A four-day inquest into his death, held at Exeter and Greater Devon Coroner’s Court, concluded on Thursday [October 13] that that there was insufficient assessment of Matthew’s risk of self-harm and absconding at both his initial assessment meeting on March 15 and the ongoing assessment meeting the following day, due to inadequate notice being taken of information available from family and other third parties.

Delivering their verdict of suicide, the jury told the coroner that they found that the level of contact received by Matthew, clinical notes and level of observation was insufficient and inadequate.

The jury found that Matthew’s ability to leave was a failure of the locked door policy at Cedars, and that patients going through the locked door into an unsecure area to smoke increased the risk that the locked door policy would fail. They added that they could find no evidence that Devon Partnership NHS Trust took all reasonable steps to reduce that risk.

Inadequate staffing levels were a contributory factor to failings at all stages of Matthew’s care and security, the findings concluded.

Coroner Lydia Brown acknowledged that much work had been done by the Trust to improve safety on the ward, immediately reducing the number of beds from 20 to 16 in the wake of Matthew’s death.

She said: “We are 18 months after the death and the Trust acknowledge and accept further breaches of that door, albeit without the same tragic outcome.”

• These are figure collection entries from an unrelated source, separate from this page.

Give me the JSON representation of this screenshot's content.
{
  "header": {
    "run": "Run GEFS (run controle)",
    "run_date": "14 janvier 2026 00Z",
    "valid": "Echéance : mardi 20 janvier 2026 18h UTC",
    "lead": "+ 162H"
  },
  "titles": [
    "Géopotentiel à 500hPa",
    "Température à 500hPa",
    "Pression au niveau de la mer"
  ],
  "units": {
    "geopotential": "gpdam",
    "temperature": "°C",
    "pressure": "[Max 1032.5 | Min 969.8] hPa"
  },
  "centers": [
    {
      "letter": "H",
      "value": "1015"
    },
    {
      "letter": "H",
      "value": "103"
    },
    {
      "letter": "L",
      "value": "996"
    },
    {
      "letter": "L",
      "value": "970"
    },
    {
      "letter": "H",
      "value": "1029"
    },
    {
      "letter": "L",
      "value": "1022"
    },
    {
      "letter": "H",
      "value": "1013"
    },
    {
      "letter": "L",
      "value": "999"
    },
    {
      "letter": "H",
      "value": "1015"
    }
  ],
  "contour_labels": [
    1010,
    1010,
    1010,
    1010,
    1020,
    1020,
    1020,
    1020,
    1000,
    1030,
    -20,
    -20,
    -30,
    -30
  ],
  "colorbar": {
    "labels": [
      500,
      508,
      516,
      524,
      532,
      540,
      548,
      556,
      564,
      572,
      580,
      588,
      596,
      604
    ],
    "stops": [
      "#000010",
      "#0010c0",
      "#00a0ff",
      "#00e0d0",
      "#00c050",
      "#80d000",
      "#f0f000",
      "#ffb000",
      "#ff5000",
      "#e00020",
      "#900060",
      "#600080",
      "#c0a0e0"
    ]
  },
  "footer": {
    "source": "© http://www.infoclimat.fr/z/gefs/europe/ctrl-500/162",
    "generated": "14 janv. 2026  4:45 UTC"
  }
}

The coroner said she remained concerned about the levels of observations at the facility and would use her powers under Regulation 28 of the Coroners’ Rules which seek to prevent future deaths, to advise the Trust to utilise technology so staff could see in ‘real time’ that observations had been made and not rely on paperwork.

Speaking on behalf of Matthew’s family, Chelsea Parkin, a specialist medical negligence lawyer at Irwin Mitchell, said: “Matthew was a man in the depths of crisis and was let down by those responsible for keeping him safe.

“His family too have been let down as they trusted that Matthew was in the best possible hands, only to lose him in circumstances which were entirely preventable.


“We thank the coroner for taking the time to examine Matthew’s final days and for recognising that Matthew was a man very much cherished by his family – a warm and creative person, full of character who tried to protect his family from the painful reality of his illness.


“We are also hugely grateful that Mrs Brown will be writing to the Trust invoking her powers under Regulation 28 to help prevent future deaths.


“While the details of his final days were incredibly distressing for his family to hear, the findings will now enable them to put this tragic end to his life behind them and focus on their memories of Matthew in happier times.

“We sincerely hope lessons can be learned from Matthew’s death in order to ensure that no other patient is allowed to slip through the cracks of the mental health service in this way.”